The panchayat plans to distribute four cloth pads and a menstrual cup per woman after taking a small amount from them.

Amidst apprehension Kerala village aims to switch to cloth pads and menstrual cups
news Environment Wednesday, December 11, 2019 - 11:30

Muhamma, a gram panchayat in Alappuzha district, is looking to become a synthetic sanitary napkin free village. Five months ago, it was decided at a panchayat meeting that the village should reduce waste generation. It was then that the suggestion was put forth - the initiative should begin with eliminating disposable sanitary napkins.

"We have learnt that the plastic content in a packet of sanitary napkins is equal to four plastic carry bags. So, what is the point in banning plastic carry bags? That is how we decided to begin with napkins," panchayat president J Jayalal told TNM.

However, the women of the panchayat have apprehensions about the move.

As a beginning, the panchayat started awareness camps and classes in schools, promoting reusable cloth pads and menstrual cups. "Around one lakh used napkins are generated on a monthly basis. We don't have technologies to treat this waste scientifically. Now they are being dumped in soil and water and are causing pollution," Jayalal said.

The panchayat had assigned ASHA (Accredited Social Health Activist) workers to visit every household and convince the women to switch to reusable napkins.

Suchitra, a homemaker from Muhamma, says, "The ASHA worker had come. She explained the need for using eco-friendly pads. But, we have confusions about how to switch suddenly. Earlier, I used cloth instead of pads. How difficult it was! Moreover, it was a pain to wash and dry them. So we have no idea how cloth pads will be different. This is the first time we are hearing about cups. They have explained how to use it, but I can't be sure about it until we start using the cup. Anyway, we are ready to give it a try."

The ASHA workers are also required to get the number of women who need menstrual cups or reusable napkins.

"Once we get the approximate numbers, we will order and distribute them initially. A maximum of four cloth pads and one menstrual cup will be provided to all women, by taking a small amount of money," the panchayat president said.

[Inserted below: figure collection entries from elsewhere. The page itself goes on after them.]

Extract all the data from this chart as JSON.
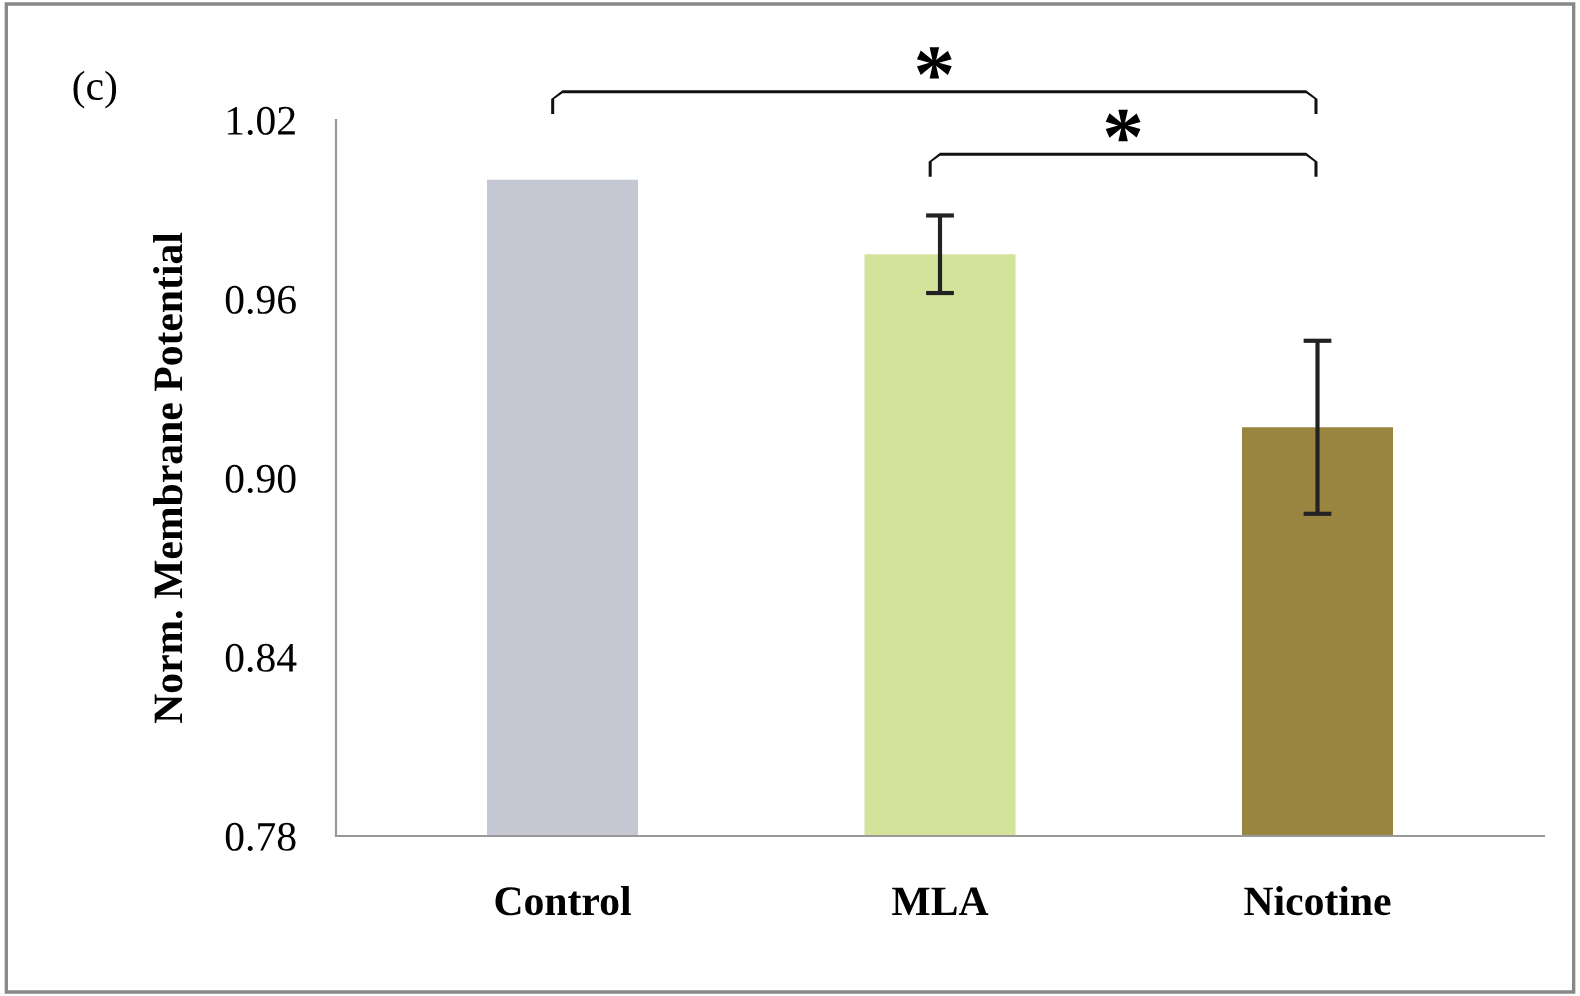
{
  "chart_data": {
    "type": "bar",
    "ylabel": "Norm. Membrane Potential",
    "categories": [
      "Control",
      "MLA",
      "Nicotine"
    ],
    "values": [
      1.0,
      0.975,
      0.917
    ],
    "errors": [
      null,
      0.013,
      0.029
    ],
    "colors": [
      "#c5c8d3",
      "#d3e39a",
      "#9a8540"
    ],
    "ylim": [
      0.78,
      1.02
    ],
    "yticks": [
      0.78,
      0.84,
      {
        "value": 0.9,
        "label": "0.90"
      },
      0.96,
      1.02
    ],
    "grid": false,
    "legend": false,
    "annotations": [
      "(c)",
      "*",
      "*"
    ]
  }
}
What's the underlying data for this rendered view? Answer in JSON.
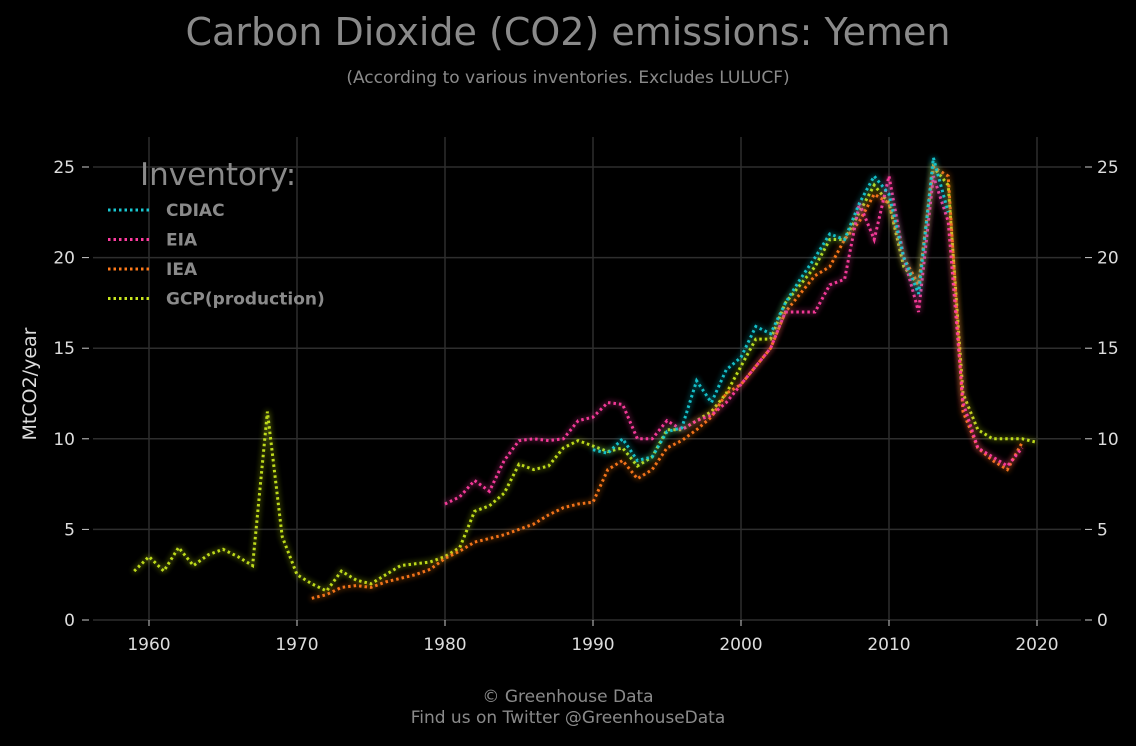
{
  "title": "Carbon Dioxide (CO2) emissions: Yemen",
  "subtitle": "(According to various inventories. Excludes LULUCF)",
  "footer": {
    "line1": "© Greenhouse Data",
    "line2": "Find us on Twitter @GreenhouseData"
  },
  "chart_data": {
    "type": "line",
    "ylabel": "MtCO2/year",
    "xlabel": "",
    "xlim": [
      1956,
      2023
    ],
    "ylim": [
      0,
      26
    ],
    "x_ticks": [
      1960,
      1970,
      1980,
      1990,
      2000,
      2010,
      2020
    ],
    "y_ticks": [
      0,
      5,
      10,
      15,
      20,
      25
    ],
    "grid": true,
    "legend": {
      "title": "Inventory:",
      "position": "top-left"
    },
    "series": [
      {
        "name": "CDIAC",
        "color": "#19c8d2",
        "x": [
          1990,
          1991,
          1992,
          1993,
          1994,
          1995,
          1996,
          1997,
          1998,
          1999,
          2000,
          2001,
          2002,
          2003,
          2004,
          2005,
          2006,
          2007,
          2008,
          2009,
          2010,
          2011,
          2012,
          2013,
          2014
        ],
        "values": [
          9.4,
          9.2,
          10.0,
          8.8,
          9.0,
          10.4,
          10.6,
          13.2,
          12.0,
          13.8,
          14.5,
          16.2,
          15.8,
          17.5,
          18.8,
          20.0,
          21.3,
          21.0,
          23.0,
          24.5,
          23.5,
          20.0,
          18.0,
          25.5,
          22.5
        ]
      },
      {
        "name": "EIA",
        "color": "#ff3ca0",
        "x": [
          1980,
          1981,
          1982,
          1983,
          1984,
          1985,
          1986,
          1987,
          1988,
          1989,
          1990,
          1991,
          1992,
          1993,
          1994,
          1995,
          1996,
          1997,
          1998,
          1999,
          2000,
          2001,
          2002,
          2003,
          2004,
          2005,
          2006,
          2007,
          2008,
          2009,
          2010,
          2011,
          2012,
          2013,
          2014,
          2015,
          2016,
          2017,
          2018,
          2019
        ],
        "values": [
          6.4,
          6.8,
          7.7,
          7.1,
          8.8,
          9.9,
          10.0,
          9.9,
          10.0,
          11.0,
          11.2,
          12.0,
          11.9,
          10.0,
          10.0,
          11.0,
          10.5,
          11.0,
          11.3,
          12.0,
          13.0,
          14.0,
          15.0,
          17.0,
          17.0,
          17.0,
          18.5,
          18.8,
          23.0,
          21.0,
          24.5,
          20.0,
          17.0,
          24.5,
          22.0,
          12.0,
          9.5,
          9.0,
          8.5,
          9.5
        ]
      },
      {
        "name": "IEA",
        "color": "#ff7a1a",
        "x": [
          1971,
          1972,
          1973,
          1974,
          1975,
          1976,
          1977,
          1978,
          1979,
          1980,
          1981,
          1982,
          1983,
          1984,
          1985,
          1986,
          1987,
          1988,
          1989,
          1990,
          1991,
          1992,
          1993,
          1994,
          1995,
          1996,
          1997,
          1998,
          1999,
          2000,
          2001,
          2002,
          2003,
          2004,
          2005,
          2006,
          2007,
          2008,
          2009,
          2010,
          2011,
          2012,
          2013,
          2014,
          2015,
          2016,
          2017,
          2018,
          2019
        ],
        "values": [
          1.2,
          1.4,
          1.8,
          1.9,
          1.8,
          2.1,
          2.3,
          2.5,
          2.8,
          3.4,
          3.8,
          4.3,
          4.5,
          4.7,
          5.0,
          5.3,
          5.8,
          6.2,
          6.4,
          6.5,
          8.3,
          8.8,
          7.8,
          8.3,
          9.5,
          9.9,
          10.5,
          11.2,
          12.5,
          13.0,
          14.0,
          15.0,
          17.0,
          18.0,
          19.0,
          19.5,
          21.0,
          22.0,
          23.5,
          23.0,
          20.0,
          18.5,
          25.0,
          24.5,
          11.5,
          9.5,
          8.8,
          8.3,
          9.8
        ]
      },
      {
        "name": "GCP(production)",
        "color": "#c8e61e",
        "x": [
          1959,
          1960,
          1961,
          1962,
          1963,
          1964,
          1965,
          1966,
          1967,
          1968,
          1969,
          1970,
          1971,
          1972,
          1973,
          1974,
          1975,
          1976,
          1977,
          1978,
          1979,
          1980,
          1981,
          1982,
          1983,
          1984,
          1985,
          1986,
          1987,
          1988,
          1989,
          1990,
          1991,
          1992,
          1993,
          1994,
          1995,
          1996,
          1997,
          1998,
          1999,
          2000,
          2001,
          2002,
          2003,
          2004,
          2005,
          2006,
          2007,
          2008,
          2009,
          2010,
          2011,
          2012,
          2013,
          2014,
          2015,
          2016,
          2017,
          2018,
          2019,
          2020
        ],
        "values": [
          2.7,
          3.5,
          2.7,
          4.0,
          3.0,
          3.6,
          3.9,
          3.5,
          3.0,
          11.5,
          4.6,
          2.5,
          2.0,
          1.6,
          2.7,
          2.2,
          2.0,
          2.5,
          3.0,
          3.1,
          3.2,
          3.5,
          4.0,
          6.0,
          6.3,
          7.0,
          8.6,
          8.3,
          8.5,
          9.5,
          9.9,
          9.6,
          9.3,
          9.5,
          8.5,
          9.0,
          10.5,
          10.5,
          11.0,
          11.5,
          12.5,
          14.0,
          15.5,
          15.5,
          17.5,
          18.5,
          19.5,
          21.0,
          21.0,
          22.5,
          24.0,
          23.0,
          19.5,
          18.5,
          25.0,
          24.0,
          12.5,
          10.5,
          10.0,
          10.0,
          10.0,
          9.8
        ]
      }
    ]
  }
}
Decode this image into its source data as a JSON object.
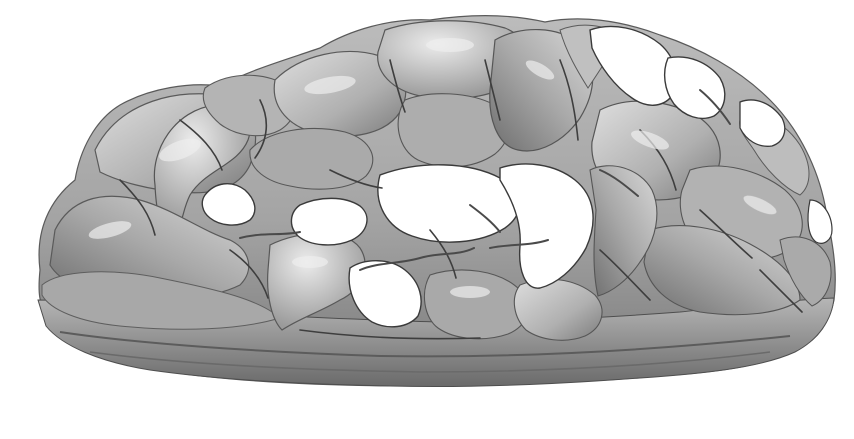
{
  "scene": {
    "subject": "3d-surface",
    "colors": {
      "background": "#ffffff",
      "surface_dark": "#2e2e2e",
      "surface_mid": "#8e8e8e",
      "surface_light": "#d4d4d4",
      "highlight": "#ececec"
    }
  }
}
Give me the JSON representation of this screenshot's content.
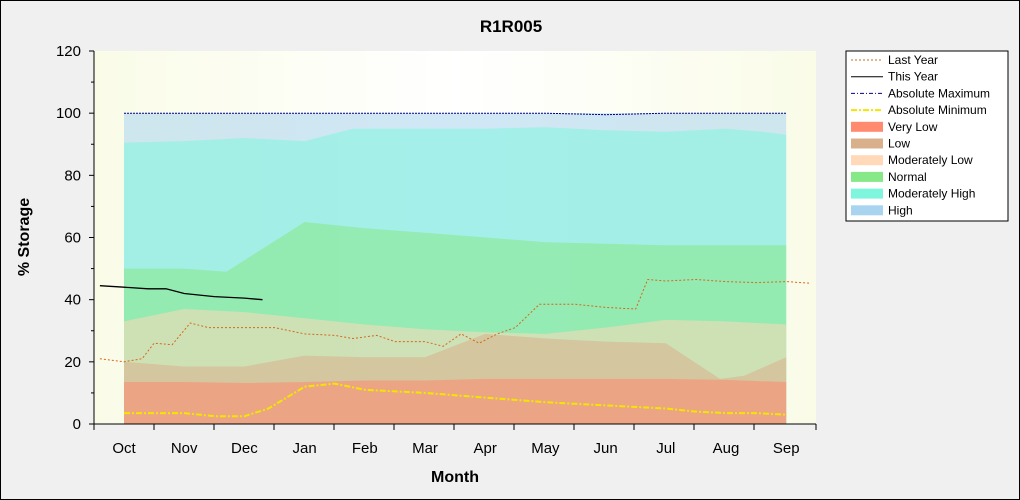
{
  "chart_data": {
    "type": "area",
    "title": "R1R005",
    "xlabel": "Month",
    "ylabel": "% Storage",
    "ylim": [
      0,
      120
    ],
    "yticks": [
      0,
      20,
      40,
      60,
      80,
      100,
      120
    ],
    "categories": [
      "Oct",
      "Nov",
      "Dec",
      "Jan",
      "Feb",
      "Mar",
      "Apr",
      "May",
      "Jun",
      "Jul",
      "Aug",
      "Sep"
    ],
    "grid": false,
    "legend_position": "right",
    "bands": [
      {
        "name": "Very Low",
        "color": "#ff8a6e",
        "upper": [
          13.5,
          13.5,
          13.2,
          13.5,
          14,
          14,
          14.5,
          14.5,
          14.5,
          14.5,
          14.2,
          13.5,
          13.5
        ],
        "x": [
          0,
          1,
          2,
          3,
          4,
          5,
          6,
          7,
          8,
          9,
          10,
          11,
          11
        ]
      },
      {
        "name": "Low",
        "color": "#d9b08c",
        "upper": [
          20,
          18.5,
          18.5,
          22,
          21.5,
          21.5,
          29,
          27.5,
          26.5,
          26,
          14.5,
          15.5,
          21.5
        ],
        "x": [
          0,
          1,
          2,
          3,
          4,
          5,
          6,
          7,
          8,
          9,
          9.9,
          10.3,
          11
        ]
      },
      {
        "name": "Moderately Low",
        "color": "#ffd9b8",
        "upper": [
          33,
          37,
          36,
          34,
          32,
          30.5,
          29.5,
          29,
          31,
          33.5,
          33,
          32.5,
          32
        ],
        "x": [
          0,
          1,
          2,
          3,
          4,
          5,
          6,
          7,
          8,
          9,
          10,
          10.5,
          11
        ]
      },
      {
        "name": "Normal",
        "color": "#86e886",
        "upper": [
          50,
          50,
          49,
          65,
          63,
          61.5,
          60,
          58.5,
          58,
          57.5,
          57.5,
          57.5,
          57.5
        ],
        "x": [
          0,
          1,
          1.7,
          3,
          4,
          5,
          6,
          7,
          8,
          9,
          10,
          10.5,
          11
        ]
      },
      {
        "name": "Moderately High",
        "color": "#7ff5de",
        "upper": [
          90.5,
          91,
          92,
          91,
          95,
          95,
          95,
          95.5,
          94.5,
          94,
          95,
          94,
          93
        ],
        "x": [
          0,
          1,
          2,
          3,
          3.8,
          5,
          6,
          7,
          8,
          9,
          10,
          10.6,
          11
        ]
      },
      {
        "name": "High",
        "color": "#a9d4ef",
        "upper": [
          100,
          100,
          100,
          100,
          100,
          100,
          100,
          100,
          100,
          100,
          100,
          100,
          100
        ],
        "x": [
          0,
          1,
          2,
          3,
          4,
          5,
          6,
          7,
          8,
          9,
          10,
          10.5,
          11
        ]
      }
    ],
    "series": [
      {
        "name": "Last Year",
        "color": "#d2691e",
        "style": "dashed",
        "x": [
          -0.4,
          0,
          0.3,
          0.5,
          0.8,
          1.1,
          1.4,
          2,
          2.5,
          3,
          3.5,
          3.8,
          4.2,
          4.5,
          5,
          5.3,
          5.6,
          5.9,
          6.2,
          6.5,
          6.9,
          7.5,
          8,
          8.5,
          8.7,
          9,
          9.5,
          10,
          10.5,
          11,
          11.4
        ],
        "y": [
          21,
          20,
          21,
          26,
          25.5,
          32.5,
          31,
          31,
          31,
          29,
          28.5,
          27.5,
          28.5,
          26.5,
          26.5,
          25,
          29,
          26,
          29,
          31,
          38.5,
          38.5,
          37.5,
          37,
          46.5,
          46,
          46.5,
          45.8,
          45.5,
          45.8,
          45.3
        ]
      },
      {
        "name": "This Year",
        "color": "#000000",
        "style": "solid",
        "x": [
          -0.4,
          0,
          0.4,
          0.7,
          1,
          1.5,
          2,
          2.3
        ],
        "y": [
          44.5,
          44,
          43.5,
          43.5,
          42,
          41,
          40.5,
          40
        ]
      },
      {
        "name": "Absolute Maximum",
        "color": "#00008b",
        "style": "dotted",
        "x": [
          0,
          1,
          2,
          3,
          4,
          5,
          6,
          7,
          8,
          9,
          10,
          11
        ],
        "y": [
          100,
          100,
          100,
          100,
          100,
          100,
          100,
          100,
          99.5,
          100,
          100,
          100
        ]
      },
      {
        "name": "Absolute Minimum",
        "color": "#f2e600",
        "style": "dashdot",
        "x": [
          0,
          0.5,
          1,
          1.5,
          2,
          2.4,
          3,
          3.5,
          4,
          5,
          6,
          7,
          8,
          9,
          9.5,
          10,
          10.5,
          11
        ],
        "y": [
          3.5,
          3.5,
          3.5,
          2.5,
          2.5,
          5,
          12,
          13,
          11,
          10,
          8.5,
          7,
          6,
          5,
          4,
          3.5,
          3.5,
          3
        ]
      }
    ]
  },
  "legend": {
    "items": [
      {
        "label": "Last Year",
        "kind": "line",
        "color": "#d2691e",
        "dash": "2,2",
        "width": 1
      },
      {
        "label": "This Year",
        "kind": "line",
        "color": "#000000",
        "dash": "",
        "width": 1
      },
      {
        "label": "Absolute Maximum",
        "kind": "line",
        "color": "#00008b",
        "dash": "4,2,1,2",
        "width": 1
      },
      {
        "label": "Absolute Minimum",
        "kind": "line",
        "color": "#f2e600",
        "dash": "6,2,2,2",
        "width": 2
      },
      {
        "label": "Very Low",
        "kind": "fill",
        "color": "#ff8a6e"
      },
      {
        "label": "Low",
        "kind": "fill",
        "color": "#d9b08c"
      },
      {
        "label": "Moderately Low",
        "kind": "fill",
        "color": "#ffd9b8"
      },
      {
        "label": "Normal",
        "kind": "fill",
        "color": "#86e886"
      },
      {
        "label": "Moderately High",
        "kind": "fill",
        "color": "#7ff5de"
      },
      {
        "label": "High",
        "kind": "fill",
        "color": "#a9d4ef"
      }
    ]
  }
}
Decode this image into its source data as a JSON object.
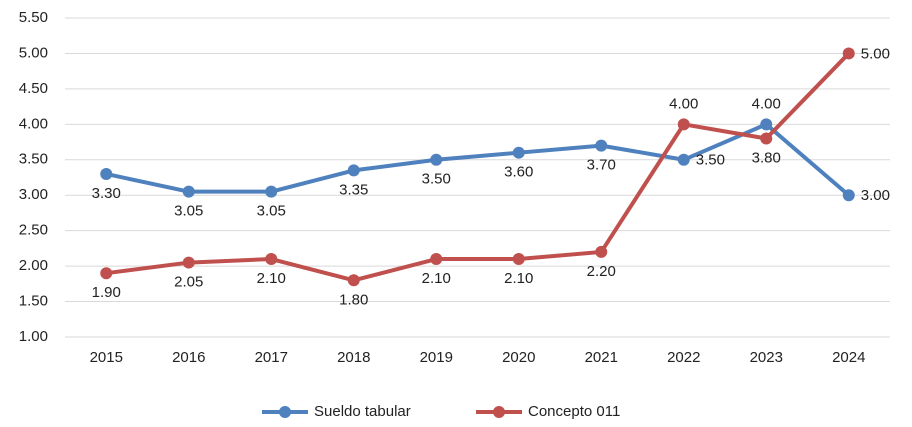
{
  "chart_data": {
    "type": "line",
    "categories": [
      "2015",
      "2016",
      "2017",
      "2018",
      "2019",
      "2020",
      "2021",
      "2022",
      "2023",
      "2024"
    ],
    "series": [
      {
        "name": "Sueldo tabular",
        "color": "#4e81bd",
        "values": [
          3.3,
          3.05,
          3.05,
          3.35,
          3.5,
          3.6,
          3.7,
          3.5,
          4.0,
          3.0
        ],
        "value_labels": [
          "3.30",
          "3.05",
          "3.05",
          "3.35",
          "3.50",
          "3.60",
          "3.70",
          "3.50",
          "4.00",
          "3.00"
        ]
      },
      {
        "name": "Concepto 011",
        "color": "#c0504d",
        "values": [
          1.9,
          2.05,
          2.1,
          1.8,
          2.1,
          2.1,
          2.2,
          4.0,
          3.8,
          5.0
        ],
        "value_labels": [
          "1.90",
          "2.05",
          "2.10",
          "1.80",
          "2.10",
          "2.10",
          "2.20",
          "4.00",
          "3.80",
          "5.00"
        ]
      }
    ],
    "ylim": [
      1.0,
      5.5
    ],
    "yticks": [
      {
        "value": 1.0,
        "label": "1.00"
      },
      {
        "value": 1.5,
        "label": "1.50"
      },
      {
        "value": 2.0,
        "label": "2.00"
      },
      {
        "value": 2.5,
        "label": "2.50"
      },
      {
        "value": 3.0,
        "label": "3.00"
      },
      {
        "value": 3.5,
        "label": "3.50"
      },
      {
        "value": 4.0,
        "label": "4.00"
      },
      {
        "value": 4.5,
        "label": "4.50"
      },
      {
        "value": 5.0,
        "label": "5.00"
      },
      {
        "value": 5.5,
        "label": "5.50"
      }
    ],
    "grid": true,
    "legend": "bottom"
  }
}
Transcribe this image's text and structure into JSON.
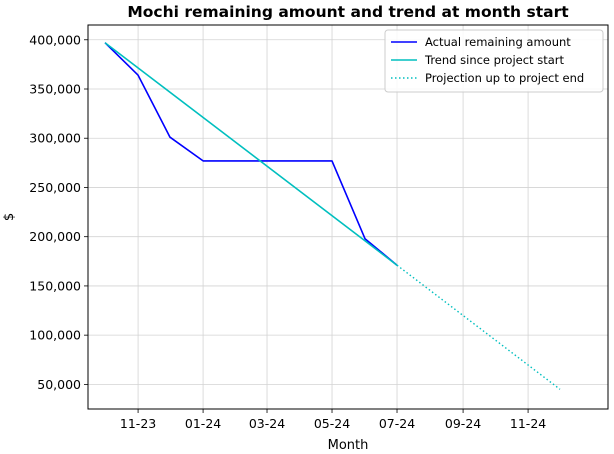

He claimed that initially, it was a new concept for many women but that they have accepted the need for reusable napkins now.

"We are sure that once these napkins and menstrual cups are distributed, we can totally turn into a synthetic napkin free village. People were not aware about it earlier. It was easy to provide awareness to school-going girls. We have also asked them to persuade others at their home to switch to environment friendly napkins," he added.

However, Soumya, a college student who lives in Muhamma, is unsure about the initiative.

"My cousin, who stays in Alappuzha, has used menstrual cups. She says it caused her irritation and that she was uncomfortable. I'm very worried about using it. I can think about using cloth pads, but how effective will it be? I will be worried about using it when I go for classes. If we are at home, maybe they can be used," she says.

The panchayat expects to finish distributing the pads and cups within two months. Ashoka Trust for Research in Ecology and the Environment (ATREE), a Bengaluru based non-profit organisation, will be helping the local body in implementing the initiative.

For the last few years, ATREE has been associated with Alappuzha villages as part of environment protection and research over pollution in Vembanad lake. The organisation has been providing training to women on how to avoid the use of plastics and opt for cloth bags instead.

Earlier, Alappuzha municipality had distributed 5000 menstrual cups to women free of cost. Minister Thomas Isaac inaugurated the Thinkal Menstrual Cup project in Alappuzha in June.